The National Nuclear Security Administration authorized about 13 percent more in performance-based fees for the fiscal year that ended Sept. 30. The fees were 28 percent more than Los Alamos National Security LLC earned in 2007, after the first full year of the contract.

Additionally, LANS captured another year's extension on a contract still worth some $37.5 billion at current levels for the 15 years remaining on the agreement.

NNSA released a summary document Monday, confirming the final numbers. LANS is a partnership of the University of California, Bechtel, Babcock & Wilcox Technical Services and URS Energy and Construction,

Lab Director Charles McMillan, who is also president of LANS, called the outcome "a banner year in terms of dollars." Speaking to community leaders last month, he emphasized that $528 million in laboratory procurements were spent in New Mexico, including $342 million in Northern New Mexico.

The one-page summary evaluation cited several accomplishments in general terms, including the lab's leadership transition -- McMillan took over from Michael Anastasio, who retired at the end of June 2011 -- along with contributions to LANL's upkeep of the nuclear stockpile and global nonproliferation programs. Also highlighted were the lab's "outstanding response to the Las Conchas Fire" and progress in cleaning up nuclear waste.
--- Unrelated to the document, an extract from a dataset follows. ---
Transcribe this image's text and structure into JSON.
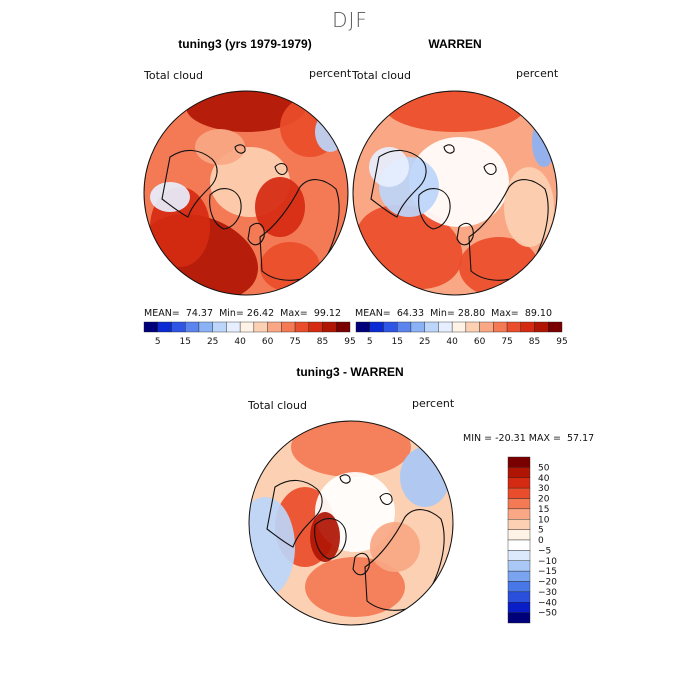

For the last three years, the nuclear weapons agency refused to make public the Performance Evaluation Reports that contain details about how the bottom line award was determined in relation to a set of goals and incentives for high-priority achievements. Past reports contained pointed criticism by the laboratory's supervisors, as well as the laboratory's own self-assessment.

Based on a ruling by a procurement official, NNSA now defers to contractors about whether to disclose the performance evaluations, but none of them has chosen to do so.
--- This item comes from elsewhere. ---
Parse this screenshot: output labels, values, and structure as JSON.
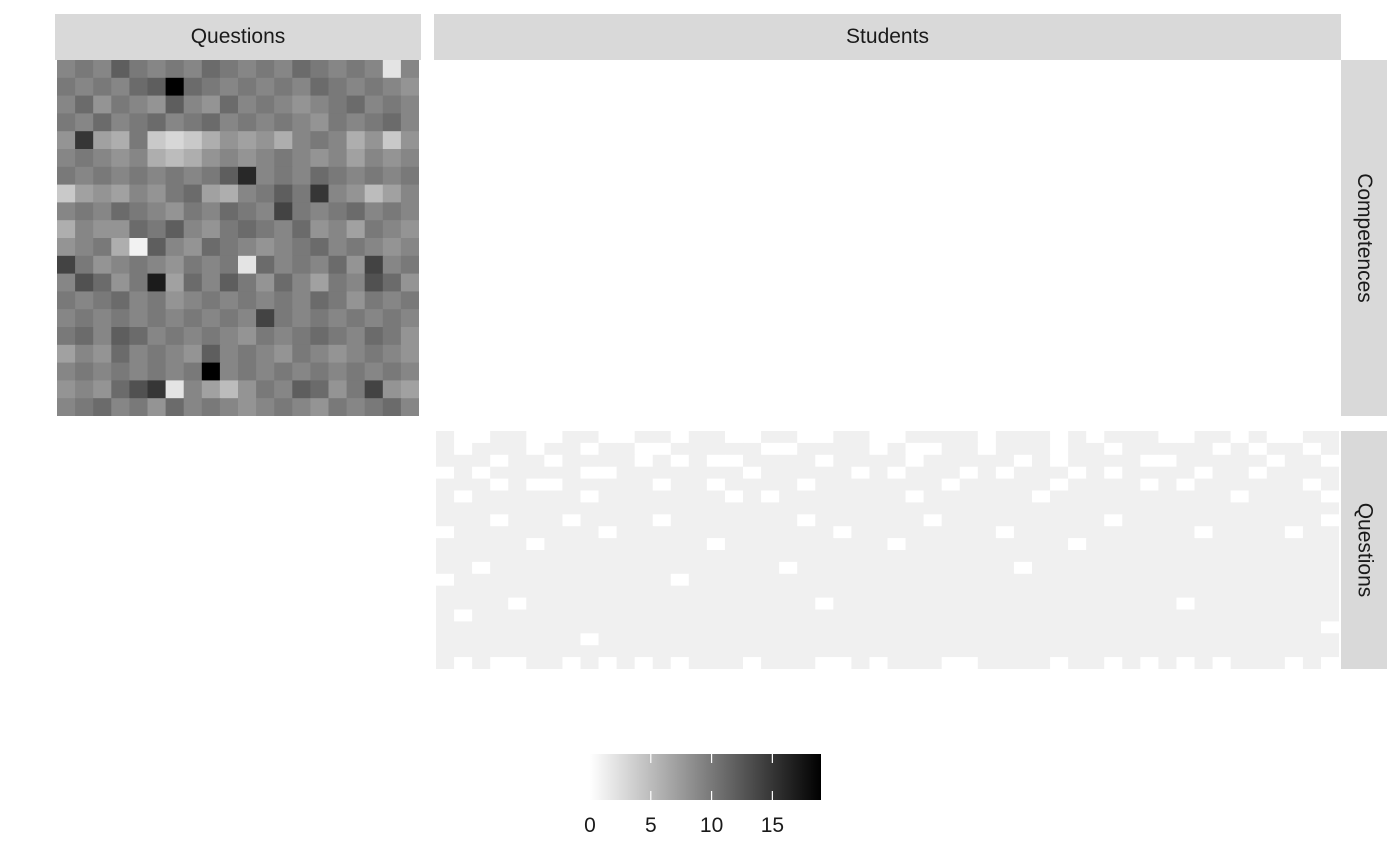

Despite requests and at least one court decision favoring the release of the information, the agency continues to consider the information proprietary and subject to a three-year delay prior to distribution.
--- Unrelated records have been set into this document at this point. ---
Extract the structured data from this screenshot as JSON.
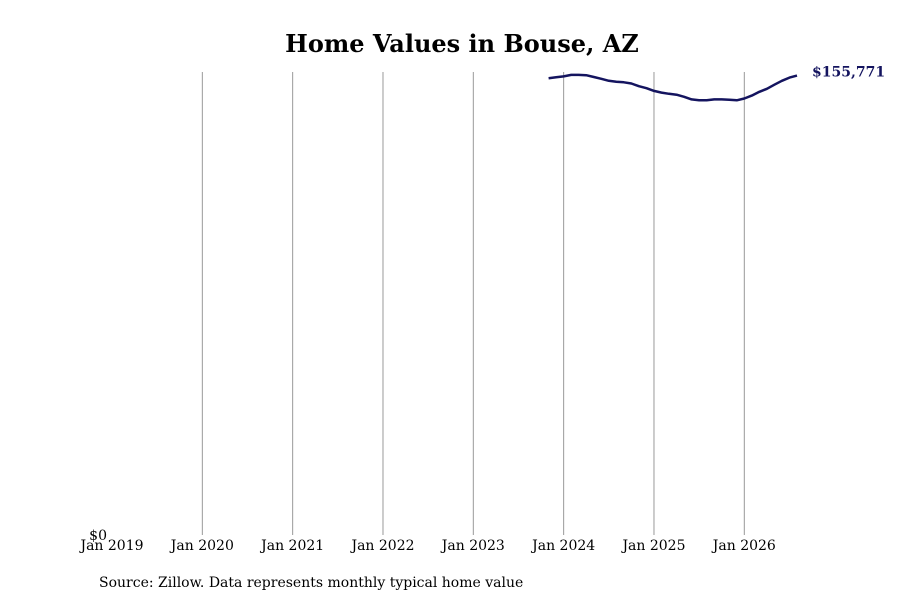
{
  "chart_data": {
    "type": "line",
    "title": "Home Values in Bouse, AZ",
    "x": [
      "2023-11",
      "2023-12",
      "2024-01",
      "2024-02",
      "2024-03",
      "2024-04",
      "2024-05",
      "2024-06",
      "2024-07",
      "2024-08",
      "2024-09",
      "2024-10",
      "2024-11",
      "2024-12",
      "2025-01",
      "2025-02",
      "2025-03",
      "2025-04",
      "2025-05",
      "2025-06",
      "2025-07",
      "2025-08",
      "2025-09",
      "2025-10",
      "2025-11",
      "2025-12",
      "2026-01",
      "2026-02",
      "2026-03",
      "2026-04",
      "2026-05",
      "2026-06",
      "2026-07",
      "2026-08"
    ],
    "series": [
      {
        "name": "Home value",
        "color": "#14145f",
        "values": [
          154900,
          155200,
          155500,
          156000,
          156000,
          155900,
          155300,
          154700,
          154000,
          153700,
          153500,
          153100,
          152200,
          151500,
          150600,
          150000,
          149600,
          149300,
          148600,
          147700,
          147400,
          147400,
          147700,
          147700,
          147600,
          147400,
          148000,
          149000,
          150300,
          151300,
          152700,
          154000,
          155100,
          155771
        ],
        "end_label": "$155,771"
      }
    ],
    "xlim": [
      "2019-01",
      "2026-08"
    ],
    "xticks": [
      {
        "value": "2019-01",
        "label": "Jan 2019"
      },
      {
        "value": "2020-01",
        "label": "Jan 2020"
      },
      {
        "value": "2021-01",
        "label": "Jan 2021"
      },
      {
        "value": "2022-01",
        "label": "Jan 2022"
      },
      {
        "value": "2023-01",
        "label": "Jan 2023"
      },
      {
        "value": "2024-01",
        "label": "Jan 2024"
      },
      {
        "value": "2025-01",
        "label": "Jan 2025"
      },
      {
        "value": "2026-01",
        "label": "Jan 2026"
      }
    ],
    "ylim": [
      0,
      157000
    ],
    "yticks": [
      {
        "value": 0,
        "label": "$0"
      }
    ],
    "grid": "x",
    "source": "Source: Zillow. Data represents monthly typical home value"
  }
}
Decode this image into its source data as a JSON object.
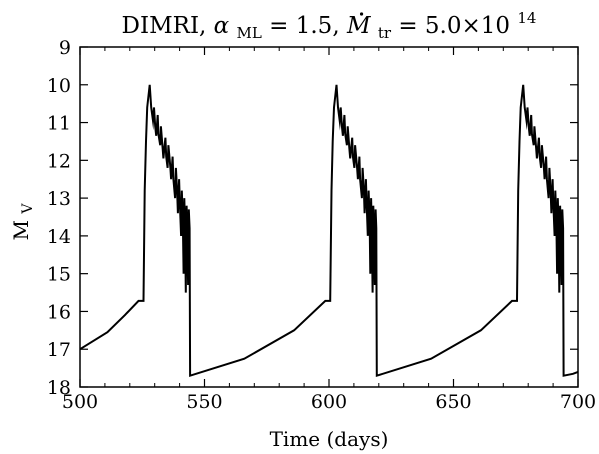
{
  "chart_data": {
    "type": "line",
    "title": {
      "prefix": "DIMRI, ",
      "alpha_sym": "α",
      "alpha_sub": "ML",
      "alpha_val": " = 1.5, ",
      "mdot_sym": "M",
      "mdot_sub": "tr",
      "mdot_val": " = 5.0×10",
      "mdot_exp": "14"
    },
    "xlabel": "Time (days)",
    "ylabel": {
      "main": "M",
      "sub": "V"
    },
    "xlim": [
      500,
      700
    ],
    "ylim": [
      9,
      18
    ],
    "y_inverted": true,
    "xticks": [
      "500",
      "550",
      "600",
      "650",
      "700"
    ],
    "yticks": [
      "9",
      "10",
      "11",
      "12",
      "13",
      "14",
      "15",
      "16",
      "17",
      "18"
    ],
    "grid": false,
    "line_color": "#000000",
    "series": [
      {
        "x": [
          500,
          511,
          518,
          523.5,
          524,
          525.5,
          526,
          526.5,
          527,
          528,
          528.6,
          529.3,
          529.7,
          530.2,
          530.6,
          531.2,
          531.5,
          532.2,
          532.5,
          533.2,
          533.5,
          534.3,
          534.6,
          535.2,
          535.5,
          536.3,
          536.6,
          537.2,
          537.5,
          538.2,
          538.5,
          539,
          539.3,
          539.8,
          540.1,
          540.6,
          540.9,
          541.3,
          541.6,
          541.9,
          542.2,
          542.5,
          542.8,
          543.1,
          543.4,
          543.7,
          544,
          544.2,
          566,
          586,
          598.5,
          599,
          600.5,
          601,
          601.5,
          602,
          603,
          603.6,
          604.3,
          604.7,
          605.2,
          605.6,
          606.2,
          606.5,
          607.2,
          607.5,
          608.2,
          608.5,
          609.3,
          609.6,
          610.2,
          610.5,
          611.3,
          611.6,
          612.2,
          612.5,
          613.2,
          613.5,
          614,
          614.3,
          614.8,
          615.1,
          615.6,
          615.9,
          616.3,
          616.6,
          616.9,
          617.2,
          617.5,
          617.8,
          618.1,
          618.4,
          618.7,
          619,
          619.2,
          641,
          661,
          673.5,
          674,
          675.5,
          676,
          676.5,
          677,
          678,
          678.6,
          679.3,
          679.7,
          680.2,
          680.6,
          681.2,
          681.5,
          682.2,
          682.5,
          683.2,
          683.5,
          684.3,
          684.6,
          685.2,
          685.5,
          686.3,
          686.6,
          687.2,
          687.5,
          688.2,
          688.5,
          689,
          689.3,
          689.8,
          690.1,
          690.6,
          690.9,
          691.3,
          691.6,
          691.9,
          692.2,
          692.5,
          692.8,
          693.1,
          693.4,
          693.7,
          694,
          694.2,
          698,
          700
        ],
        "y": [
          17.0,
          16.55,
          16.1,
          15.72,
          15.72,
          15.72,
          12.8,
          11.5,
          10.6,
          10.0,
          10.6,
          10.95,
          10.6,
          11.1,
          11.35,
          10.8,
          11.3,
          11.6,
          11.1,
          11.7,
          11.95,
          11.4,
          11.9,
          12.2,
          11.6,
          12.2,
          12.5,
          11.9,
          12.5,
          13.0,
          12.2,
          12.8,
          13.4,
          12.5,
          13.1,
          14.0,
          12.8,
          13.5,
          15.0,
          13.0,
          13.8,
          15.5,
          13.2,
          13.9,
          15.3,
          13.3,
          13.8,
          17.7,
          17.25,
          16.5,
          15.72,
          15.72,
          15.72,
          12.8,
          11.5,
          10.6,
          10.0,
          10.6,
          10.95,
          10.6,
          11.1,
          11.35,
          10.8,
          11.3,
          11.6,
          11.1,
          11.7,
          11.95,
          11.4,
          11.9,
          12.2,
          11.6,
          12.2,
          12.5,
          11.9,
          12.5,
          13.0,
          12.2,
          12.8,
          13.4,
          12.5,
          13.1,
          14.0,
          12.8,
          13.5,
          15.0,
          13.0,
          13.8,
          15.5,
          13.2,
          13.9,
          15.3,
          13.3,
          13.8,
          17.7,
          17.25,
          16.5,
          15.72,
          15.72,
          15.72,
          12.8,
          11.5,
          10.6,
          10.0,
          10.6,
          10.95,
          10.6,
          11.1,
          11.35,
          10.8,
          11.3,
          11.6,
          11.1,
          11.7,
          11.95,
          11.4,
          11.9,
          12.2,
          11.6,
          12.2,
          12.5,
          11.9,
          12.5,
          13.0,
          12.2,
          12.8,
          13.4,
          12.5,
          13.1,
          14.0,
          12.8,
          13.5,
          15.0,
          13.0,
          13.8,
          15.5,
          13.2,
          13.9,
          15.3,
          13.3,
          13.8,
          17.7,
          17.65,
          17.6
        ]
      }
    ]
  }
}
The lack of transparency is criticized by leading arms control experts and open-government advocates.

Stephen I. Schwartz, editor of The Nonproliferation Review at the Monterey Institute of International Studies, has written and spoken extensively on the historic difficulties in accounting for nuclear spending since the program began nearly 70 years ago.

"If there is a performance bonus for doing a better job, it seems in time of austerity incumbent on government officials to level with the taxpayers and the public," he said. "Why? What's the big secret?"

"It's a disappointing move," said Steven Aftergood, director of the Project on Government Secrecy at the Federation of American Scientists. "By withholding this information from the public, NNSA only generates suspicion and distrust."